2022-04-22	refactor(web/runner): Improve OpenDC web runner implementation	Fabian Mastenbroek
	This change contains a rewrite of the OpenDC web runner implementation, which now supports terminating simulations when exceeding a deadline, as well as executing multiple simulation jobs at the same time. Furthermore, we have extracted the runner from the command line interface, so that we can offer this functionality as a library in the future.
2022-04-22	merge: Update build process (#74)	Fabian Mastenbroek
	This pull request brings several updates to the build process as well as new dependency versions. This should resolve several issues that occur during the build process (such as Quarkus or JaCoCo complaining). ## Implementation Notes :hammer_and_pick: * Remove use of lint-staged * Migrate from Yarn to NPM * Update to Kotlin 1.6.21 * Update to Quarkus 2.8.1.Final * Use JaCoCo 0.8.8 * Test Java 18 ## External Dependencies :four_leaf_clover: * Kotlin, Quarkus, JaCoCo, NPM ## Breaking API Changes :warning: * N/A
2022-04-22	build(web/api): Move Quarkus build configuration into buildSrc	Fabian Mastenbroek
	This change moves most of the Quarkus build configuration into buildSrc so it can possibly be re-used for other modules.

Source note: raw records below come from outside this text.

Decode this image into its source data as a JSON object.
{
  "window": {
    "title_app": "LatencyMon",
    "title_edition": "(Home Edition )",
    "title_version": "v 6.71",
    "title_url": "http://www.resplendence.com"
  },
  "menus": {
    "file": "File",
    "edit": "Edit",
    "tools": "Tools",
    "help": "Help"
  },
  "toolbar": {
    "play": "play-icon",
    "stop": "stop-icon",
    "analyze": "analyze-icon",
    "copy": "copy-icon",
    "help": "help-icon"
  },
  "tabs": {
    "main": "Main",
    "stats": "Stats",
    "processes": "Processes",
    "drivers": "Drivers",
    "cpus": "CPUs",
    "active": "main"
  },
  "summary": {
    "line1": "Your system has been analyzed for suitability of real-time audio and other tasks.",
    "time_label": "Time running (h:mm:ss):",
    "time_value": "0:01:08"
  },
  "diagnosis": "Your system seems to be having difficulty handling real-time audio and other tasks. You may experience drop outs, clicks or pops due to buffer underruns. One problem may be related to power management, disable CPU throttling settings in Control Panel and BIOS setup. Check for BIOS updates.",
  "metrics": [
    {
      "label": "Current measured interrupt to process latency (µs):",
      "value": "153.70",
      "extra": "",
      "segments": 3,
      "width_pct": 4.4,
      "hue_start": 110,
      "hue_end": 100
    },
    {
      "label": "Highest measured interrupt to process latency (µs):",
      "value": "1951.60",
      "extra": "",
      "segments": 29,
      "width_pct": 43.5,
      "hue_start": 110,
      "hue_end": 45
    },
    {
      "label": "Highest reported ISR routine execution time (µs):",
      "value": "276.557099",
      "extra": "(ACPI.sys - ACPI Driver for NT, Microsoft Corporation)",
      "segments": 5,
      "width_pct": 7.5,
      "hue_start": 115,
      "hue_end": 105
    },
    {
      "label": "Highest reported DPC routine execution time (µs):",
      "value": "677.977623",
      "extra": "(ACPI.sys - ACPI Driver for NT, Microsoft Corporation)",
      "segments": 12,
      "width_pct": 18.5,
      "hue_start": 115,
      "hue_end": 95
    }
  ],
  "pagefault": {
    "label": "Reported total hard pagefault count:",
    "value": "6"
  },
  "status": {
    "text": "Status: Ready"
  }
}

2022-04-22	build: Include Quarkus tests in aggregated JaCoCo test report	Fabian Mastenbroek
	This change fixes an issue where the results of the Quarkus tests where not included in the aggregated JaCoCo test report, due to it not using the official Gradle JaCoCo plugin. This change defines a new configuration that exposes the execution data generated by Quarkus to the aggregation plugin.
2022-04-21	ci: Test Java 18	Fabian Mastenbroek
	This change updates the CI pipelines to test with the latest version of Java (version 18).
2022-04-21	build: Use JaCoCo 0.8.8	Fabian Mastenbroek
	This change updates the build script to use JaCoCo 0.8.8 for code coverage instrumentation. This version adds support for Java 18 classes.
2022-04-21	build(web/api): Update to Quarkus 2.8.1.Final	Fabian Mastenbroek
	This change updates the web API to use Quarkus 2.8.1.Final. This release fixes an issue we had with local extensions failing to build due to some build directories missing.
2022-04-21	build: Update to Kotlin 1.6.21	Fabian Mastenbroek
	This change updates the Kotlin version used by the build process of our project to version 1.6.21.
2022-04-21	build(web/ui): Migrate from Yarn to NPM	Fabian Mastenbroek
	This change updates the Node package manager used by the OpenDC web UI build from Yarn to NPM, which is included by default in the Node distributions that are used by node-gradle.
2022-04-21	build(web/ui): Remove use of lint-staged	Fabian Mastenbroek
	This change removes the use of lint-staged from the project. These steps should be managed by the Gradle build logic, while we keep the Next.js build logic as minimal as possible.